La différence entre la ou les connotations du « Bien et du Mal » et celles du « licite et de l’illicite » est absurde. La logique imposait qu’elles se recoupent. Néanmoins, le fossé béant qui les sépare confirme « l’historicité », « l’humanité » et « le patriarcat » de l’esprit qui a secrété les conceptions de « licite et d’illicite » alors que celles de « Bien et mal » sont porteuses d’une large dimension humaine.
A ce propos, j’invite les lecteurs à passer en revue, dans nos sociétés, la rubrique des faits ou actes classés comme « illicites » pour découvrir eux-mêmes ce que j’ai voulu dire par l’esprit « historique », « humain » et « patriarcal » qui a codifié comme illicites des dizaines de faits.
Il est indubitable que l’esprit qui distingue entre le Bien et le Mal est plus élevé du point de vue cognitif, intellectuel et culturel que l’esprit qui pèse le tout du point de vue du « licite » et de « l’illicite ».
De plus, la référence aux gens du « licite » et à ceux de « l’illicite » est basée dans sa majorité voire dans sa globalité sur les « textes » et les propos des prédécesseurs et non sur la raison, la pensée et la logique.
Je n’ai jamais soulevé de telles idées dans mes interventions écrites ou verbales sans que résonne dans mes oreilles le nom de Abu Hamid Muhammad ibn Muhammad Al-Ghazali (mort en 1111 J.C.). C’est lui qui a ancré dans l’esprit des Musulmans en général et de leurs juristes en particulier que l’esprit humain est incapable- à lui seul- de concevoir les réalités ! A ce propos, j’ajouterais que j’ai vaqué tout le long de deux ans de ma vie ( dans les années quatre-vingt du siècle dernier) à l’étude de la logique de Ghazali à travers toute son œuvre qui nous est parvenue ainsi que deux autres années à celle de la logique différente et adverse voire contraire d’Averroès (mort en 1198 J.C.) dont je prétends avoir minutieusement étudié l’œuvre posthume.
Quelle ignominie pour les peuples de notre région de ne pas rendre l’hommage qui lui est dû à Averroès ; bien plus de le décerner à des juristes de peu de valeur et de moindre importance tels Ibn Taymiyya (mort en 1328 J.C.) et Ibn Qayyim al-Jawziyya (mort en 1350 J.C.)
Nul lecteur ne pourrait omettre que l’hégémonie, la domination et l’influence de la classe des hommes de religion est absolument celle du courant du licite et de l’illicite : confirmant d’une part que ce sont eux qui détiennent la référence fondamentale et empêchent d’autre part les autres dont les savants, les intellectuels, les cultivés encyclopédistes de donner leur avis en ce qui concerne le licite et l’illicite. C’est le revers de ce qu’autorise la logique du « Bien » et du « Mal ».

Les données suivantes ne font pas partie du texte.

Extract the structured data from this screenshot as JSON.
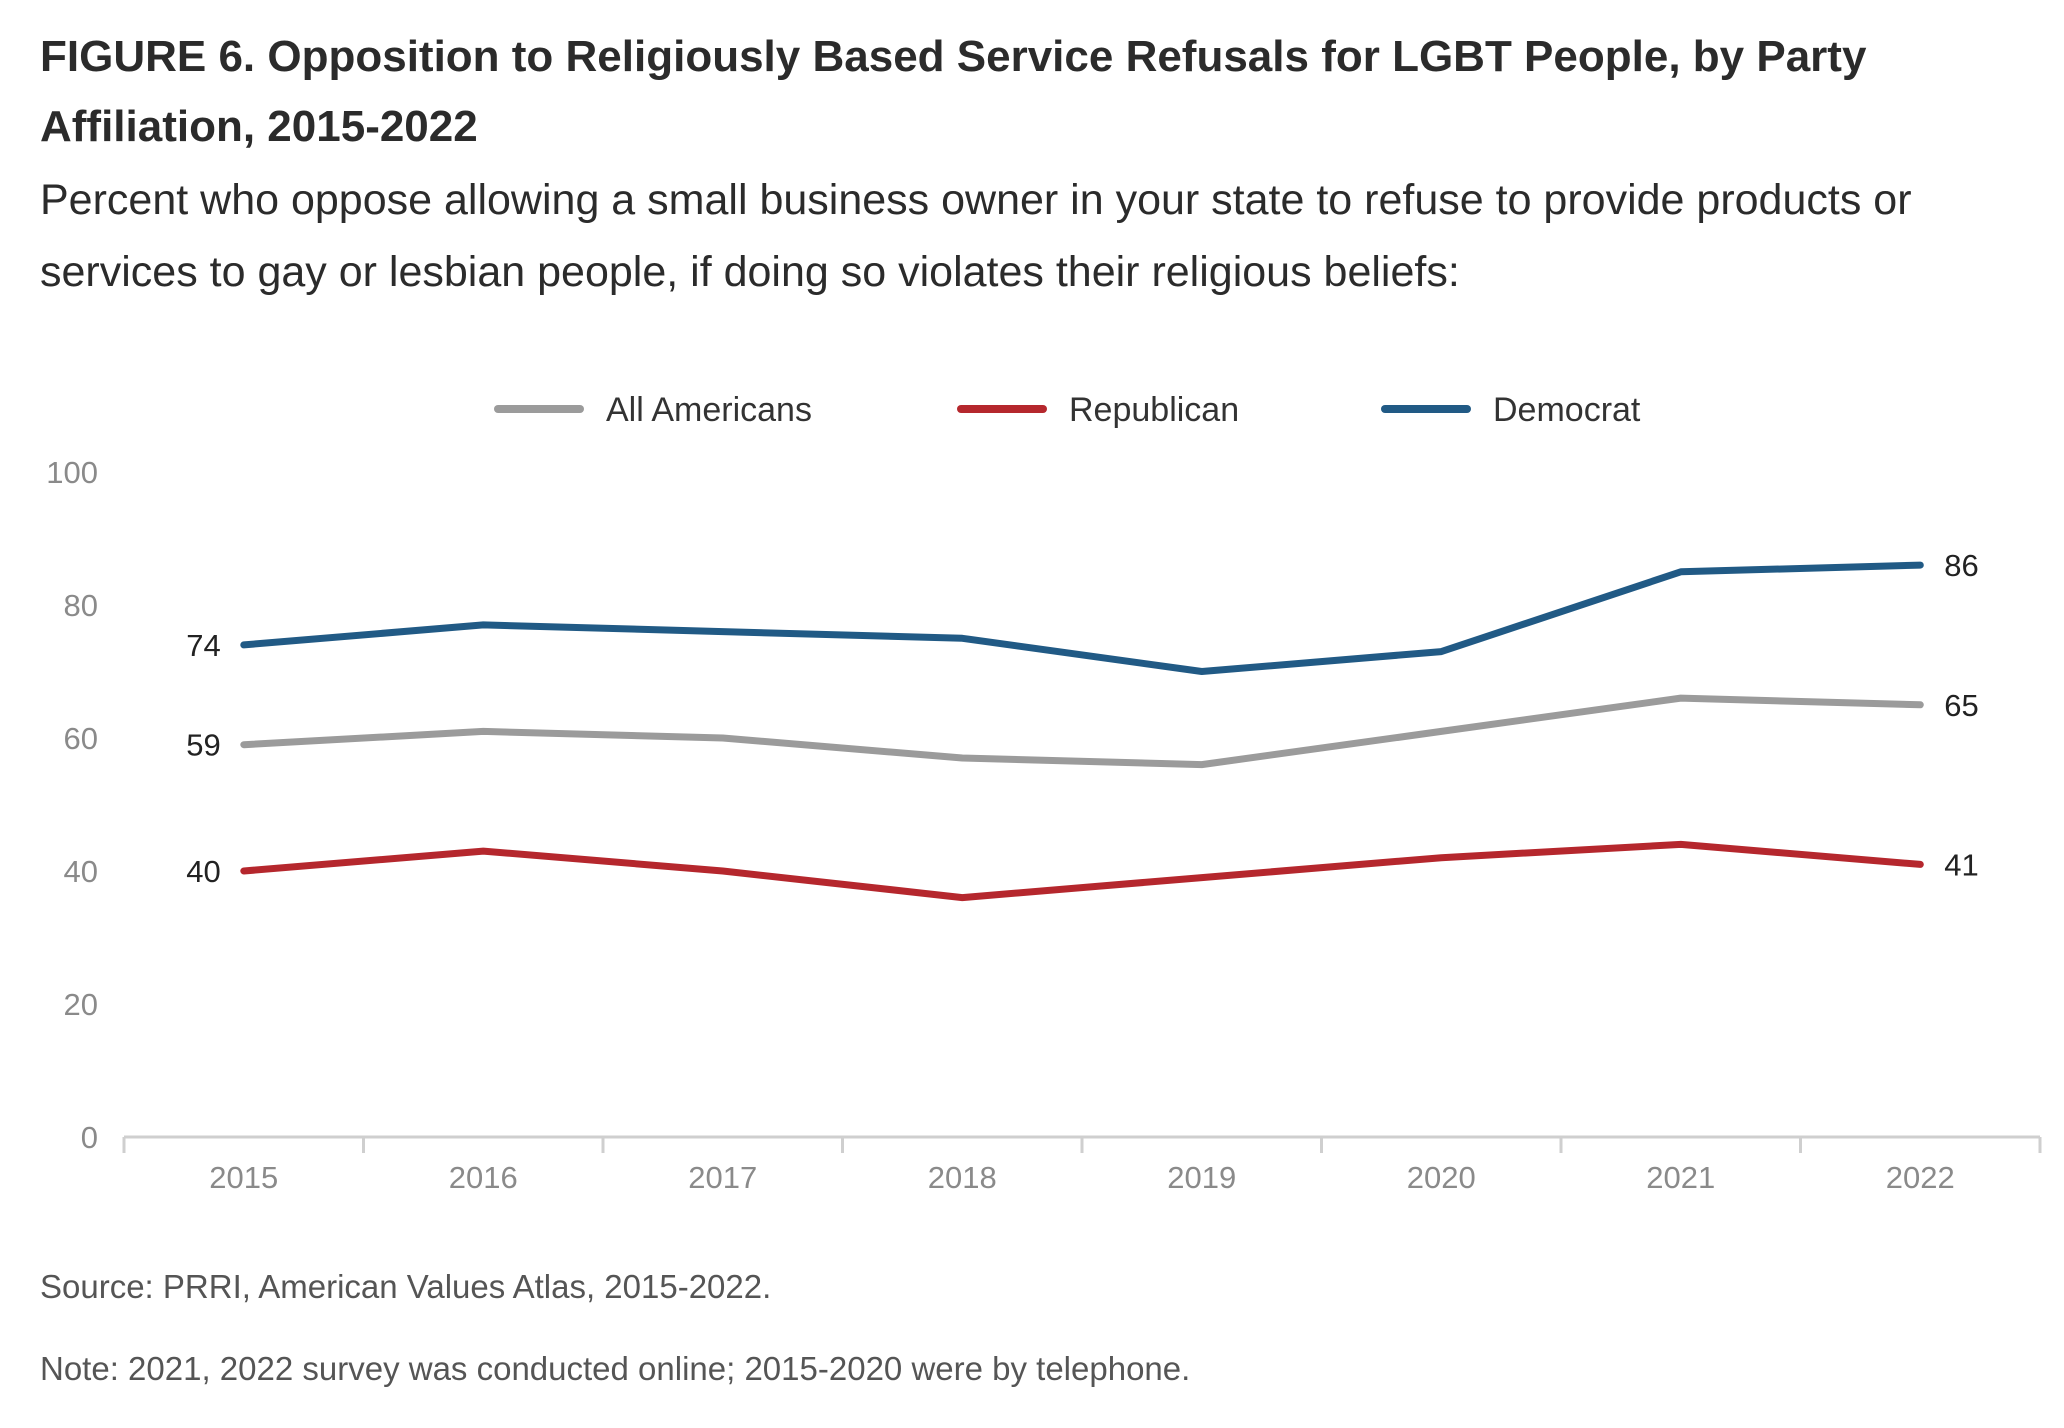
{
  "title": "FIGURE 6.  Opposition to Religiously Based Service Refusals for LGBT People, by Party Affiliation, 2015-2022",
  "subtitle": "Percent who oppose allowing a small business owner in your state to refuse to provide products or services to gay or lesbian people, if doing so violates their religious beliefs:",
  "source": "Source: PRRI, American Values Atlas, 2015-2022.",
  "note": "Note: 2021, 2022 survey was conducted online; 2015-2020 were by telephone.",
  "chart_data": {
    "type": "line",
    "x": [
      "2015",
      "2016",
      "2017",
      "2018",
      "2019",
      "2020",
      "2021",
      "2022"
    ],
    "ylim": [
      0,
      100
    ],
    "yticks": [
      0,
      20,
      40,
      60,
      80,
      100
    ],
    "grid": false,
    "legend_position": "top",
    "series": [
      {
        "name": "All Americans",
        "color": "#9b9b9b",
        "values": [
          59,
          61,
          60,
          57,
          56,
          61,
          66,
          65
        ],
        "labels": {
          "first": "59",
          "last": "65"
        }
      },
      {
        "name": "Republican",
        "color": "#b5272d",
        "values": [
          40,
          43,
          40,
          36,
          39,
          42,
          44,
          41
        ],
        "labels": {
          "first": "40",
          "last": "41"
        }
      },
      {
        "name": "Democrat",
        "color": "#215a85",
        "values": [
          74,
          77,
          76,
          75,
          70,
          73,
          85,
          86
        ],
        "labels": {
          "first": "74",
          "last": "86"
        }
      }
    ]
  }
}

En outre, la conception du licite et de l’illicite interdit l’existence du concept de l’humanité ! A l’encontre de la logique du « Bien » et du « Mal » qui autorise les manifestations du concept de l’humanité. Bien plus, la logique du licite et de l’illicite est porteuse de tous les sens négatifs sur le socle de « Nous et Eux ».

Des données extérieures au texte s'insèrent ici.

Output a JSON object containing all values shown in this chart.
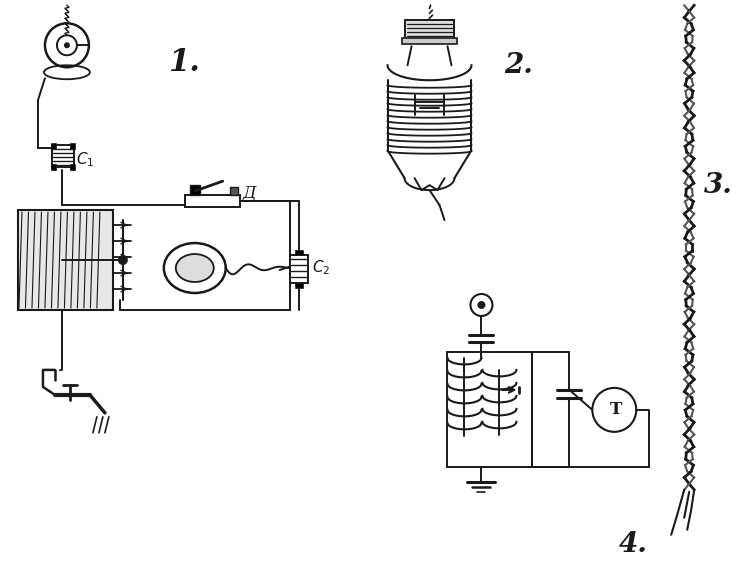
{
  "bg_color": "#ffffff",
  "line_color": "#1a1a1a",
  "fig_w": 7.39,
  "fig_h": 5.84,
  "dpi": 100
}
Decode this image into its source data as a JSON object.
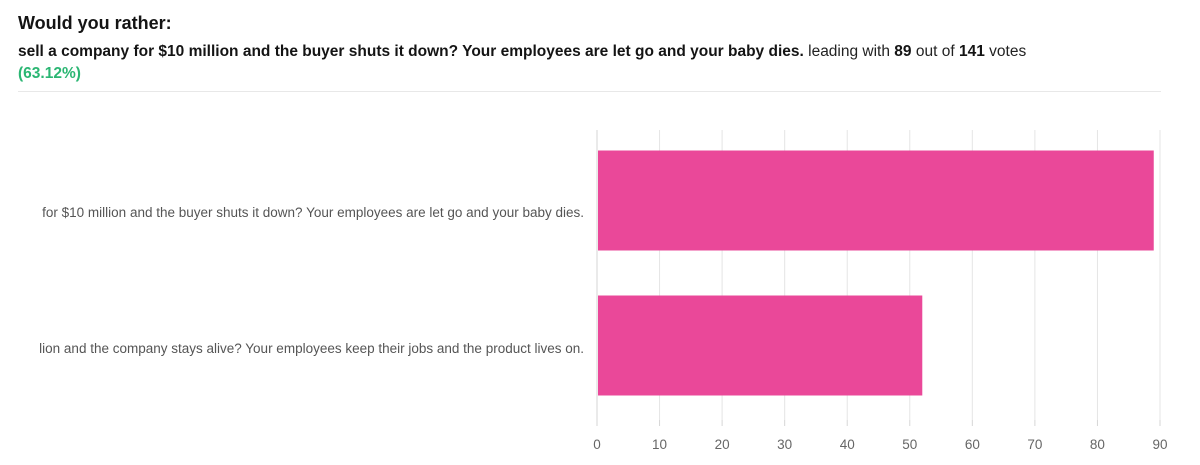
{
  "header": {
    "title": "Would you rather:",
    "leading_option": "sell a company for $10 million and the buyer shuts it down? Your employees are let go and your baby dies.",
    "leading_prefix": "leading with",
    "leading_votes": "89",
    "out_of": "out of",
    "total_votes": "141",
    "votes_word": "votes",
    "percentage": "(63.12%)"
  },
  "colors": {
    "bar": "#ea4899",
    "percent": "#2bb673",
    "grid": "#e5e5e5"
  },
  "chart_data": {
    "type": "bar",
    "orientation": "horizontal",
    "categories": [
      "for $10 million and the buyer shuts it down? Your employees are let go and your baby dies.",
      "lion and the company stays alive? Your employees keep their jobs and the product lives on."
    ],
    "values": [
      89,
      52
    ],
    "xlim": [
      0,
      90
    ],
    "xticks": [
      "0",
      "10",
      "20",
      "30",
      "40",
      "50",
      "60",
      "70",
      "80",
      "90"
    ],
    "grid": true,
    "xlabel": "",
    "ylabel": ""
  }
}
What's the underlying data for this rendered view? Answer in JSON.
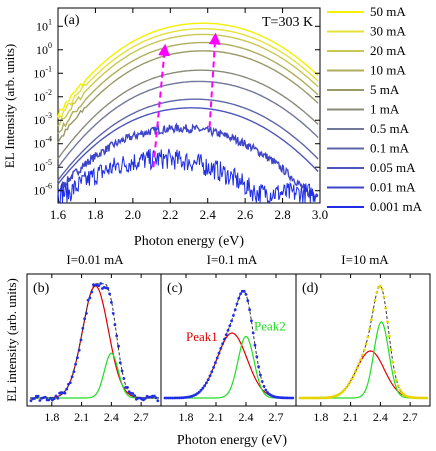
{
  "colors": {
    "currents": [
      "#f5f000",
      "#e4e13a",
      "#c9c753",
      "#b0ad5c",
      "#9b9968",
      "#8b8b7a",
      "#72789a",
      "#5f66a8",
      "#4d55bc",
      "#3e45c8",
      "#1f2ee6"
    ],
    "red": "#e00000",
    "green": "#22dd22",
    "blue_dots": "#1f2ee6",
    "yellow_dots": "#e6d400",
    "magenta": "#ff00ff"
  },
  "chart_data": [
    {
      "panel": "a",
      "type": "line",
      "panel_label": "(a)",
      "annotation": "T=303 K",
      "xlabel": "Photon energy (eV)",
      "ylabel": "EL Intensity (arb. units)",
      "xlim": [
        1.6,
        3.0
      ],
      "ylim": [
        3e-07,
        60
      ],
      "yscale": "log",
      "xticks": [
        "1.6",
        "1.8",
        "2.0",
        "2.2",
        "2.4",
        "2.6",
        "2.8",
        "3.0"
      ],
      "yticks": [
        "10^1",
        "10^0",
        "10^-1",
        "10^-2",
        "10^-3",
        "10^-4",
        "10^-5",
        "10^-6"
      ],
      "legend_position": "right",
      "series": [
        {
          "name": "50 mA",
          "peak_eV": 2.42,
          "peak_value": 12
        },
        {
          "name": "30 mA",
          "peak_eV": 2.42,
          "peak_value": 7
        },
        {
          "name": "20 mA",
          "peak_eV": 2.42,
          "peak_value": 4
        },
        {
          "name": "10 mA",
          "peak_eV": 2.42,
          "peak_value": 1.8
        },
        {
          "name": "5 mA",
          "peak_eV": 2.42,
          "peak_value": 0.8
        },
        {
          "name": "1 mA",
          "peak_eV": 2.41,
          "peak_value": 0.12
        },
        {
          "name": "0.5 mA",
          "peak_eV": 2.4,
          "peak_value": 0.04
        },
        {
          "name": "0.1 mA",
          "peak_eV": 2.38,
          "peak_value": 0.007
        },
        {
          "name": "0.05 mA",
          "peak_eV": 2.36,
          "peak_value": 0.003
        },
        {
          "name": "0.01 mA",
          "peak_eV": 2.3,
          "peak_value": 0.0004
        },
        {
          "name": "0.001 mA",
          "peak_eV": 2.2,
          "peak_value": 2e-05
        }
      ],
      "arrows": [
        {
          "from": [
            2.11,
            1e-05
          ],
          "to": [
            2.17,
            1.0
          ]
        },
        {
          "from": [
            2.41,
            0.0005
          ],
          "to": [
            2.44,
            3.0
          ]
        }
      ]
    },
    {
      "panel": "b",
      "type": "line",
      "title": "I=0.01 mA",
      "panel_label": "(b)",
      "xlim": [
        1.55,
        2.9
      ],
      "xticks": [
        "1.8",
        "2.1",
        "2.4",
        "2.7"
      ],
      "peak1": {
        "center": 2.24,
        "amplitude": 1.0,
        "width": 0.13
      },
      "peak2": {
        "center": 2.4,
        "amplitude": 0.4,
        "width": 0.07
      }
    },
    {
      "panel": "c",
      "type": "line",
      "title": "I=0.1 mA",
      "panel_label": "(c)",
      "xlim": [
        1.55,
        2.9
      ],
      "xticks": [
        "1.8",
        "2.1",
        "2.4",
        "2.7"
      ],
      "peak1": {
        "label": "Peak1",
        "center": 2.26,
        "amplitude": 0.58,
        "width": 0.15
      },
      "peak2": {
        "label": "Peak2",
        "center": 2.4,
        "amplitude": 0.55,
        "width": 0.08
      }
    },
    {
      "panel": "d",
      "type": "line",
      "title": "I=10 mA",
      "panel_label": "(d)",
      "xlim": [
        1.55,
        2.9
      ],
      "xticks": [
        "1.8",
        "2.1",
        "2.4",
        "2.7"
      ],
      "peak1": {
        "center": 2.3,
        "amplitude": 0.42,
        "width": 0.14
      },
      "peak2": {
        "center": 2.41,
        "amplitude": 0.68,
        "width": 0.075
      }
    }
  ],
  "bottom": {
    "xlabel": "Photon energy (eV)",
    "ylabel": "EL intensity (arb. units)"
  }
}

En somme, je reste toujours cramponné au rêve d’un projet éducatif culturel et intellectuel qui assure la promotion à l’esprit , à la culture et à la logique du « Bien » et du « Mal » selon une formule humanitaire et que cette dernière logique reste pour toujours la boussole, le guide et la référence de l’autre logique, celle du « licite et de l’illicite ». C’est une question qui ne peut être réalisée sans qu’elle ne soit précédée par l’ancrage et la radicalisation de l’humanité de la jurisprudence qui naviguerait de conserve avec les propos de Abū Ḥanīfa, le fondateur de l’école de jurisprudence sunnite hanafite : « C’est notre avis. Si jamais quelqu’un en prônait un autre meilleur, on l’accepterait ». Il n’ y a nul doute que nous savons qui- parmi les personnes et les institutions- combattra contre cet appel. Ils y verront une nanisation de leur prestige et de leur pouvoir presque sacralisés.